With a Cognitive System
In the same scenario, a system would tell John that the ideal number of units to maintain is 375 units at Store #007 this season. John would also be informed by this system of the reasoning and evidence behind this prescription. In this case the system augmented the human brain in making a decision. (i.e.) the system exhibited the behavior of a human brain but most importantly it was able to arrive at a decision by evaluating an evidence based on a hypothesis.

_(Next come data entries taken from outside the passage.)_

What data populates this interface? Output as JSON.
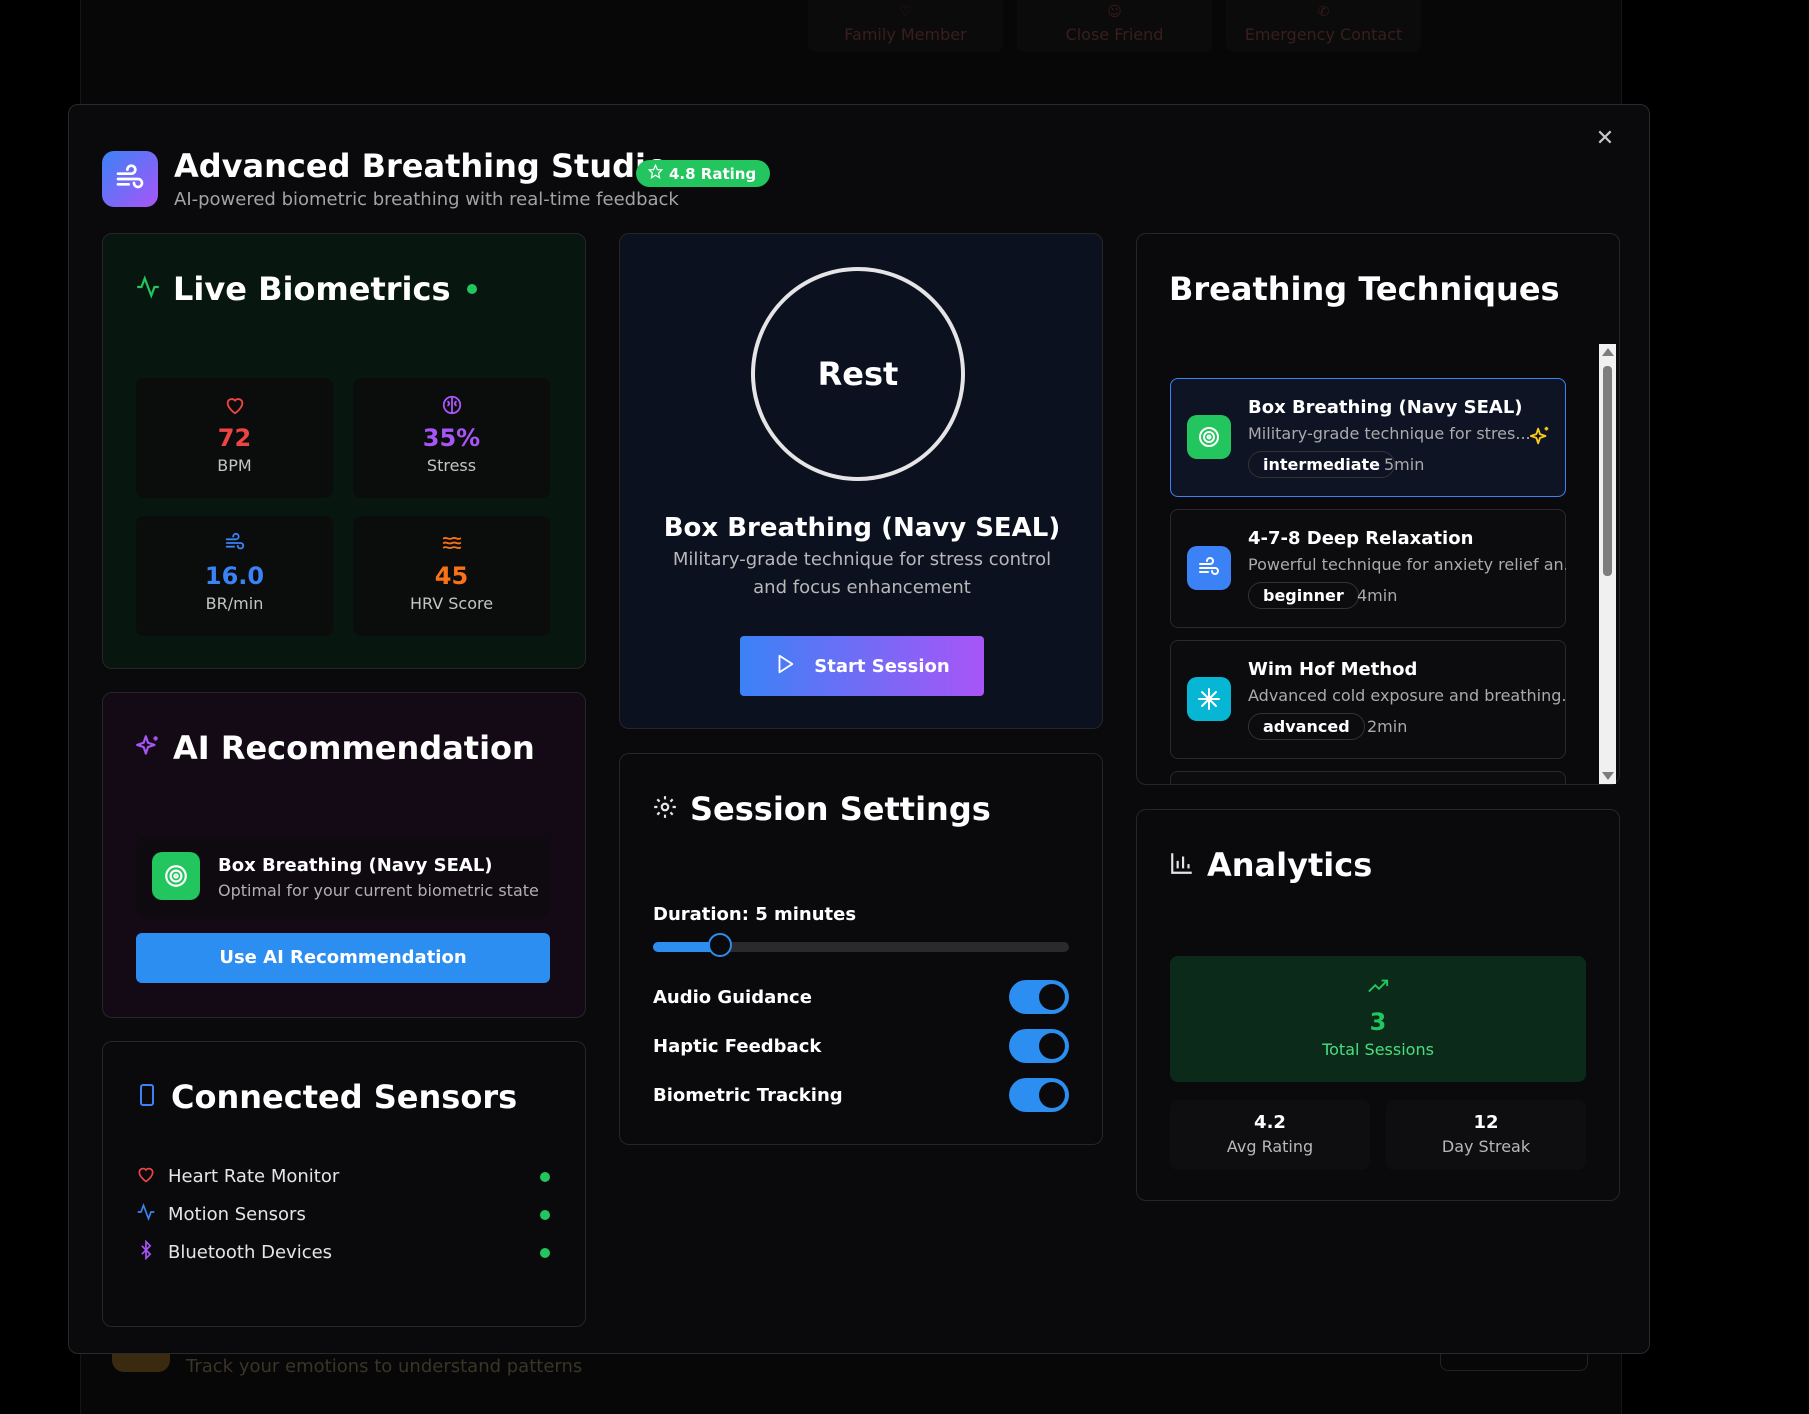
{
  "background": {
    "tabs": [
      "Family Member",
      "Close Friend",
      "Emergency Contact"
    ],
    "bottom_text": "Track your emotions to understand patterns"
  },
  "header": {
    "title": "Advanced Breathing Studio",
    "subtitle": "AI-powered biometric breathing with real-time feedback",
    "rating": "4.8 Rating"
  },
  "biometrics": {
    "title": "Live Biometrics",
    "metrics": [
      {
        "value": "72",
        "label": "BPM",
        "color": "#ef4444",
        "icon": "heart-icon"
      },
      {
        "value": "35%",
        "label": "Stress",
        "color": "#a855f7",
        "icon": "brain-icon"
      },
      {
        "value": "16.0",
        "label": "BR/min",
        "color": "#3b82f6",
        "icon": "wind-icon"
      },
      {
        "value": "45",
        "label": "HRV Score",
        "color": "#f97316",
        "icon": "waves-icon"
      }
    ]
  },
  "ai": {
    "title": "AI Recommendation",
    "rec_name": "Box Breathing (Navy SEAL)",
    "rec_desc": "Optimal for your current biometric state",
    "button": "Use AI Recommendation"
  },
  "sensors": {
    "title": "Connected Sensors",
    "items": [
      {
        "label": "Heart Rate Monitor",
        "icon": "heart-icon"
      },
      {
        "label": "Motion Sensors",
        "icon": "activity-icon"
      },
      {
        "label": "Bluetooth Devices",
        "icon": "bluetooth-icon"
      }
    ]
  },
  "session": {
    "phase": "Rest",
    "technique": "Box Breathing (Navy SEAL)",
    "description": "Military-grade technique for stress control and focus enhancement",
    "start_button": "Start Session"
  },
  "settings": {
    "title": "Session Settings",
    "duration_label": "Duration: 5 minutes",
    "duration_fraction": 0.16,
    "toggles": [
      {
        "label": "Audio Guidance",
        "on": true
      },
      {
        "label": "Haptic Feedback",
        "on": true
      },
      {
        "label": "Biometric Tracking",
        "on": true
      }
    ]
  },
  "techniques": {
    "title": "Breathing Techniques",
    "items": [
      {
        "name": "Box Breathing (Navy SEAL)",
        "desc": "Military-grade technique for stres...",
        "level": "intermediate",
        "duration": "5min",
        "color": "#22c55e",
        "icon": "target-icon",
        "selected": true
      },
      {
        "name": "4-7-8 Deep Relaxation",
        "desc": "Powerful technique for anxiety relief an...",
        "level": "beginner",
        "duration": "4min",
        "color": "#3b82f6",
        "icon": "wind-icon",
        "selected": false
      },
      {
        "name": "Wim Hof Method",
        "desc": "Advanced cold exposure and breathing...",
        "level": "advanced",
        "duration": "2min",
        "color": "#06b6d4",
        "icon": "snowflake-icon",
        "selected": false
      }
    ]
  },
  "analytics": {
    "title": "Analytics",
    "total_value": "3",
    "total_label": "Total Sessions",
    "stats": [
      {
        "value": "4.2",
        "label": "Avg Rating"
      },
      {
        "value": "12",
        "label": "Day Streak"
      }
    ]
  }
}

So what could be the evidence based on hypothesis in this scenario? The system was able to correlate data from several data sources including external sources of data such as demographics, competition, pricing etc. In this case the system recommended 375 units because it assessed a decrease in the demographics or demand for certain product types which perhaps have generated no interest from social media, surveys or sensed a high level of competition in that particular area. Now you can imagine the permutations that could come into play for this situation.
Also assume that John was able to converse with a system in a natural language this entire time and was able to assess the outcome or the impact of revenue by changing the stock levels to 380, 400, 390 etc.
Simulating higher functions of the human brain and programming a computer to use general language are some of the original aspects of Artificial Intelligence (AI) that originated in 1955. AI was not practical because we did not have systems that can scale but today it is a different story. We are directly or indirectly leveraging bit and pieces of AI in our day to day life and especially with the revolution of IOT, AI now is becoming more and more real. Below is a picture that illustrates different areas that fall under the area of Artificial Intelligence.
All the fiction that we watched in movies such as Minority Report etc. could very well become a possibility and I certainly know that several startups in the mid-west and the Silicon Valley are building cutting edge and state of the art cognitive systems. Let us wish them all the best and hopefully they will hit the ground running very soon and prove the world that cognitive computing is not a myth.